Vierge et mar­tyre, patronne des jeunes filles et des phi­lo­sophes (vers 289-​vers 307).

Fête le 25 novembre.

Version courte

Sainte Catherine naquit à Alexandrie, d’une famille de pre­mière noblesse. Comme elle ne se hâtait pas de rece­voir le Baptême, Dieu lui envoya une vision où la Sainte Vierge la pré­sen­tait au divin Enfant qui détour­nait les yeux avec tris­tesse, et disait : « Je ne veux point la voir, elle n’est pas encore régé­né­rée. » A son réveil, elle réso­lut de rece­voir promp­te­ment le Baptême. Quand elle l’eut reçut, Jésus lui appa­rut, lui don­na mille témoi­gnages d’a­mour, la prit pour épouse en pré­sence de Marie et de toute la cour céleste, et lui pas­sa au doigt l’an­neau de Son alliance.

Catherine, douée d’une haute intel­li­gence, sui­vit avec le plus grand suc­cès les leçons des plus grands maîtres chré­tiens de l’é­cole d’Alexandrie, et acquit la science des Docteurs. Dans une grande fête du paga­nisme, célé­brée en pré­sence de l’empereur Maximin, elle eut la sainte audace de se pré­sen­ter devant lui, de lui mon­trer la vani­té des idoles et la véri­té de la reli­gion chré­tienne. La fête ter­mi­née, Maximin, éton­né du cou­rage et de l’é­lo­quence de la jeune fille, réunit cin­quante des plus savants doc­teurs du paga­nisme et leur ordon­na de dis­cu­ter avec Catherine. Préparée par la prière et le jeûne, elle com­men­ça la dis­cus­sion et fit un dis­cours si pro­fond et si sublime sur la reli­gion de Jésus-​Christ com­pa­rée au culte des faux dieux, que les cin­quante phi­lo­sophes, éclai­rés par sa parole en même temps que tou­chés de la grâce, pro­cla­mèrent la véri­té de la croyance de Catherine et reçurent, par l’ordre du cruel empe­reur, le bap­tême du sang, gage pour eux de l’im­mor­telle couronne.

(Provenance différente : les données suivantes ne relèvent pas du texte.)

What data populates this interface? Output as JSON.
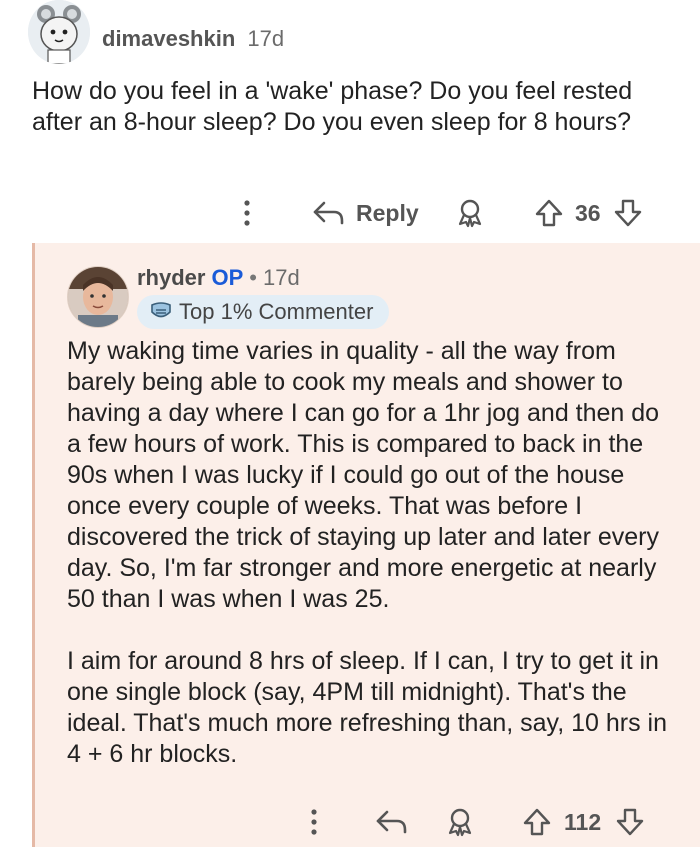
{
  "comment1": {
    "username": "dimaveshkin",
    "time": "17d",
    "text": "How do you feel in a 'wake' phase? Do you feel rested after an 8-hour sleep? Do you even sleep for 8 hours?",
    "reply_label": "Reply",
    "vote_count": "36"
  },
  "comment2": {
    "username": "rhyder",
    "op_label": "OP",
    "separator": "•",
    "time": "17d",
    "badge_label": "Top 1% Commenter",
    "paragraphs": [
      "My waking time varies in quality - all the way from barely being able to cook my meals and shower to having a day where I can go for a 1hr jog and then do a few hours of work. This is compared to back in the 90s when I was lucky if I could go out of the house once every couple of weeks. That was before I discovered the trick of staying up later and later every day. So, I'm far stronger and more energetic at nearly 50 than I was when I was 25.",
      "I aim for around 8 hrs of sleep. If I can, I try to get it in one single block (say, 4PM till midnight). That's the ideal. That's much more refreshing than, say, 10 hrs in 4 + 6 hr blocks."
    ],
    "vote_count": "112"
  },
  "icons": {
    "more": "more-vertical-icon",
    "reply": "reply-arrow-icon",
    "award": "award-icon",
    "upvote": "upvote-arrow-icon",
    "downvote": "downvote-arrow-icon",
    "badge": "commenter-badge-icon"
  },
  "colors": {
    "op_blue": "#1a5bd8",
    "reply_bg": "#fcefe9",
    "thread_line": "#e5b9a6",
    "badge_bg": "#e3eef6"
  }
}
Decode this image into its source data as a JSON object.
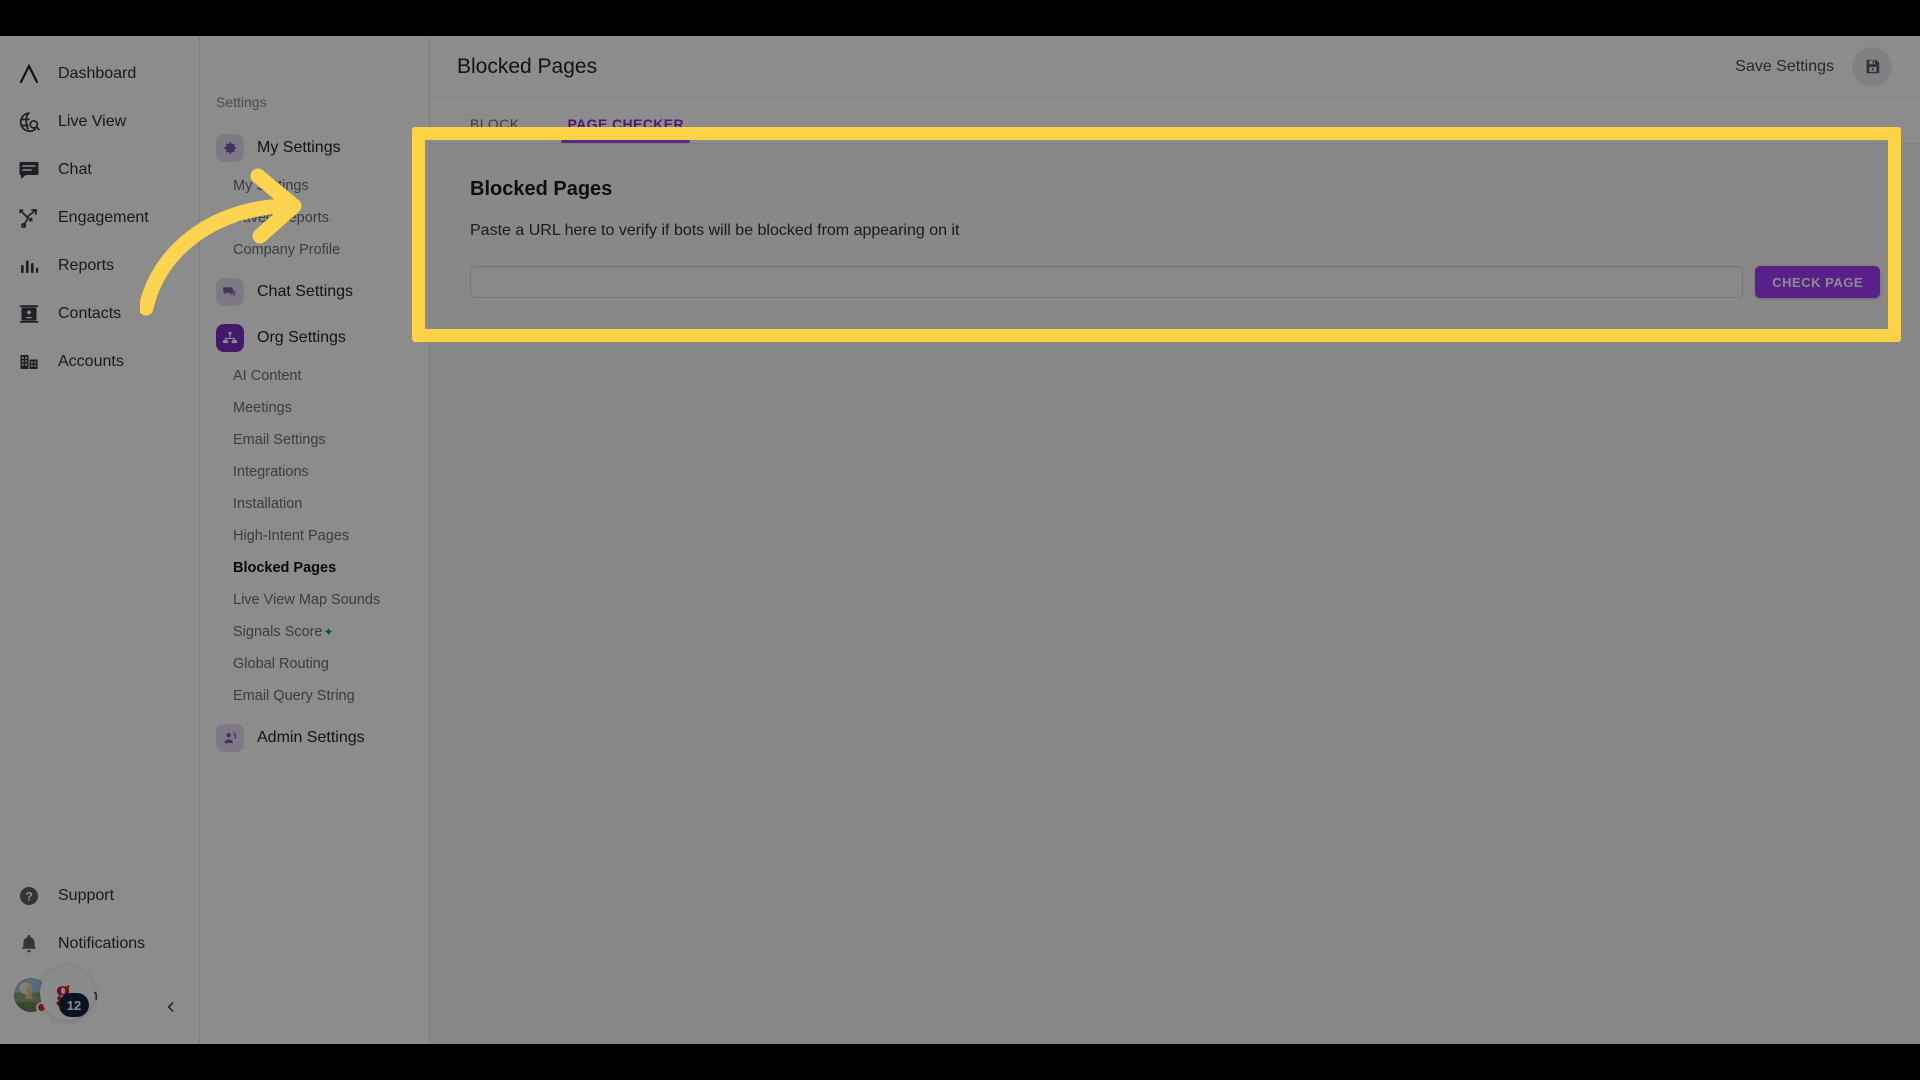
{
  "nav": {
    "items": [
      {
        "label": "Dashboard",
        "icon": "logo-chevron-icon"
      },
      {
        "label": "Live View",
        "icon": "globe-search-icon"
      },
      {
        "label": "Chat",
        "icon": "chat-bubble-icon"
      },
      {
        "label": "Engagement",
        "icon": "engagement-play-icon"
      },
      {
        "label": "Reports",
        "icon": "bar-chart-icon"
      },
      {
        "label": "Contacts",
        "icon": "contact-card-icon"
      },
      {
        "label": "Accounts",
        "icon": "building-icon"
      }
    ],
    "bottom": [
      {
        "label": "Support",
        "icon": "help-circle-icon"
      },
      {
        "label": "Notifications",
        "icon": "bell-icon"
      }
    ],
    "profile": {
      "name": "Ngan"
    },
    "badge": {
      "letter": "g.",
      "count": "12"
    },
    "collapse_icon": "chevron-left-icon"
  },
  "settings_panel": {
    "caption": "Settings",
    "groups": [
      {
        "label": "My Settings",
        "icon": "gear-icon",
        "style": "soft",
        "children": [
          {
            "label": "My Settings",
            "active": false
          },
          {
            "label": "Saved Reports",
            "active": false
          },
          {
            "label": "Company Profile",
            "active": false
          }
        ]
      },
      {
        "label": "Chat Settings",
        "icon": "chat-settings-icon",
        "style": "soft",
        "children": []
      },
      {
        "label": "Org Settings",
        "icon": "org-chart-icon",
        "style": "solid",
        "children": [
          {
            "label": "AI Content",
            "active": false
          },
          {
            "label": "Meetings",
            "active": false
          },
          {
            "label": "Email Settings",
            "active": false
          },
          {
            "label": "Integrations",
            "active": false
          },
          {
            "label": "Installation",
            "active": false
          },
          {
            "label": "High-Intent Pages",
            "active": false
          },
          {
            "label": "Blocked Pages",
            "active": true
          },
          {
            "label": "Live View Map Sounds",
            "active": false
          },
          {
            "label": "Signals Score",
            "active": false,
            "sup": "✦"
          },
          {
            "label": "Global Routing",
            "active": false
          },
          {
            "label": "Email Query String",
            "active": false
          }
        ]
      },
      {
        "label": "Admin Settings",
        "icon": "admin-user-icon",
        "style": "soft",
        "children": []
      }
    ]
  },
  "topbar": {
    "title": "Blocked Pages",
    "save_label": "Save Settings",
    "save_icon": "floppy-save-icon"
  },
  "tabs": [
    {
      "label": "BLOCK",
      "active": false
    },
    {
      "label": "PAGE CHECKER",
      "active": true
    }
  ],
  "card": {
    "title": "Blocked Pages",
    "description": "Paste a URL here to verify if bots will be blocked from appearing on it",
    "input": {
      "value": "",
      "placeholder": ""
    },
    "button_label": "CHECK PAGE"
  },
  "colors": {
    "accent_purple": "#9f3dfa",
    "org_icon_purple": "#7b2ec4",
    "highlight_yellow": "#fcd247",
    "arrow_yellow": "#fcd450",
    "tab_underline": "#a14df4",
    "badge_navy": "#14223c",
    "sup_teal": "#119c9c"
  }
}
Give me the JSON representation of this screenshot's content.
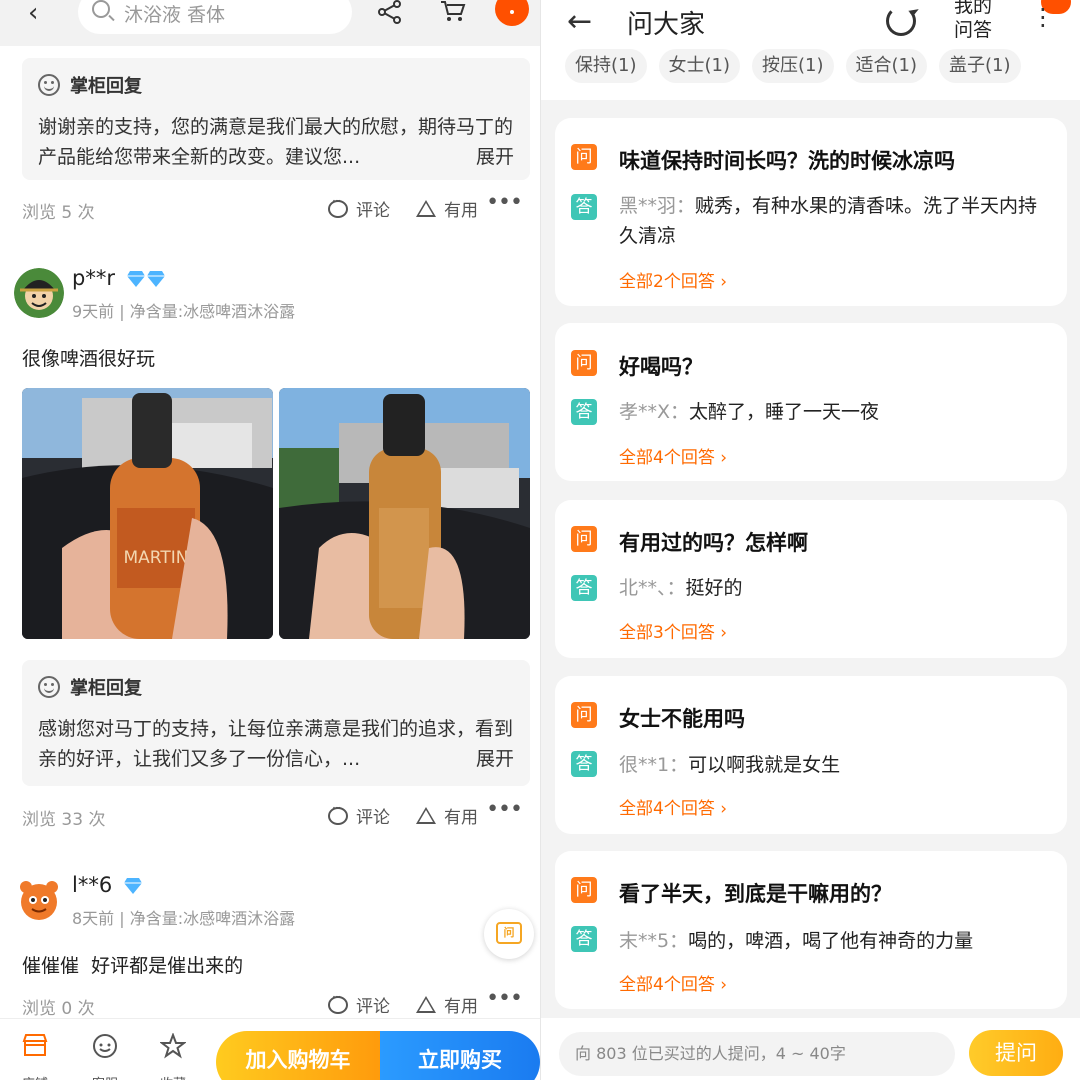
{
  "left": {
    "search_placeholder": "沐浴液 香体",
    "reply1": {
      "title": "掌柜回复",
      "text": "谢谢亲的支持，您的满意是我们最大的欣慰，期待马丁的产品能给您带来全新的改变。建议您...",
      "expand": "展开"
    },
    "stats1": {
      "views": "浏览 5 次",
      "comment": "评论",
      "useful": "有用"
    },
    "review2": {
      "user": "p**r",
      "meta": "9天前 | 净含量:冰感啤酒沐浴露",
      "text": "很像啤酒很好玩",
      "bottle_brand": "MARTIN"
    },
    "reply2": {
      "title": "掌柜回复",
      "text": "感谢您对马丁的支持，让每位亲满意是我们的追求，看到亲的好评，让我们又多了一份信心，...",
      "expand": "展开"
    },
    "stats2": {
      "views": "浏览 33 次",
      "comment": "评论",
      "useful": "有用"
    },
    "review3": {
      "user": "l**6",
      "meta": "8天前 | 净含量:冰感啤酒沐浴露",
      "text": "催催催  好评都是催出来的"
    },
    "stats3": {
      "views": "浏览 0 次",
      "comment": "评论",
      "useful": "有用"
    },
    "float_label": "问",
    "bottom": {
      "shop": "店铺",
      "service": "客服",
      "favorite": "收藏",
      "add_cart": "加入购物车",
      "buy_now": "立即购买"
    }
  },
  "right": {
    "title": "问大家",
    "my_qa": "我的问答",
    "chips": [
      "保持(1)",
      "女士(1)",
      "按压(1)",
      "适合(1)",
      "盖子(1)"
    ],
    "q_tag": "问",
    "a_tag": "答",
    "qa": [
      {
        "question": "味道保持时间长吗？洗的时候冰凉吗",
        "user": "黑**羽：",
        "answer": "贼秀，有种水果的清香味。洗了半天内持久清凉",
        "all": "全部2个回答"
      },
      {
        "question": "好喝吗？",
        "user": "孝**X：",
        "answer": "太醉了，睡了一天一夜",
        "all": "全部4个回答"
      },
      {
        "question": "有用过的吗？怎样啊",
        "user": "北**、：",
        "answer": "挺好的",
        "all": "全部3个回答"
      },
      {
        "question": "女士不能用吗",
        "user": "很**1：",
        "answer": "可以啊我就是女生",
        "all": "全部4个回答"
      },
      {
        "question": "看了半天，到底是干嘛用的？",
        "user": "末**5：",
        "answer": "喝的，啤酒，喝了他有神奇的力量",
        "all": "全部4个回答"
      }
    ],
    "ask_placeholder": "向 803 位已买过的人提问，4 ~ 40字",
    "ask_button": "提问"
  },
  "colors": {
    "accent_orange": "#ff6a00",
    "question_tag": "#ff7a1a",
    "answer_tag": "#3fc6b6",
    "cart_button": "#ffb31a",
    "buy_button": "#1a7bf0"
  }
}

Cependant Maximin, mal­gré sa fureur, plein d’ad­mi­ra­tion pour la beau­té et les hautes qua­li­tés de Catherine, espé­ra la vaincre par l’am­bi­tion en lui pro­met­tant sa main. Il essuya un refus plein de mépris. Pendant deux heures l’in­no­cente vierge subit le sup­plice de la dis­lo­ca­tion de ses membres sur un che­va­let, et celui des fouets. Le len­de­main, Maximin, sur­pris de la trou­ver plus belle et plus saine que jamais, essaya de triom­pher de sa résis­tance. Il la fit sou­mettre au ter­rible sup­plice des roues, mais les roues volèrent en éclats et tuèrent plu­sieurs per­sonnes. Le tyran, confus de tous ces pro­diges, ordon­na de lui tran­cher la tête.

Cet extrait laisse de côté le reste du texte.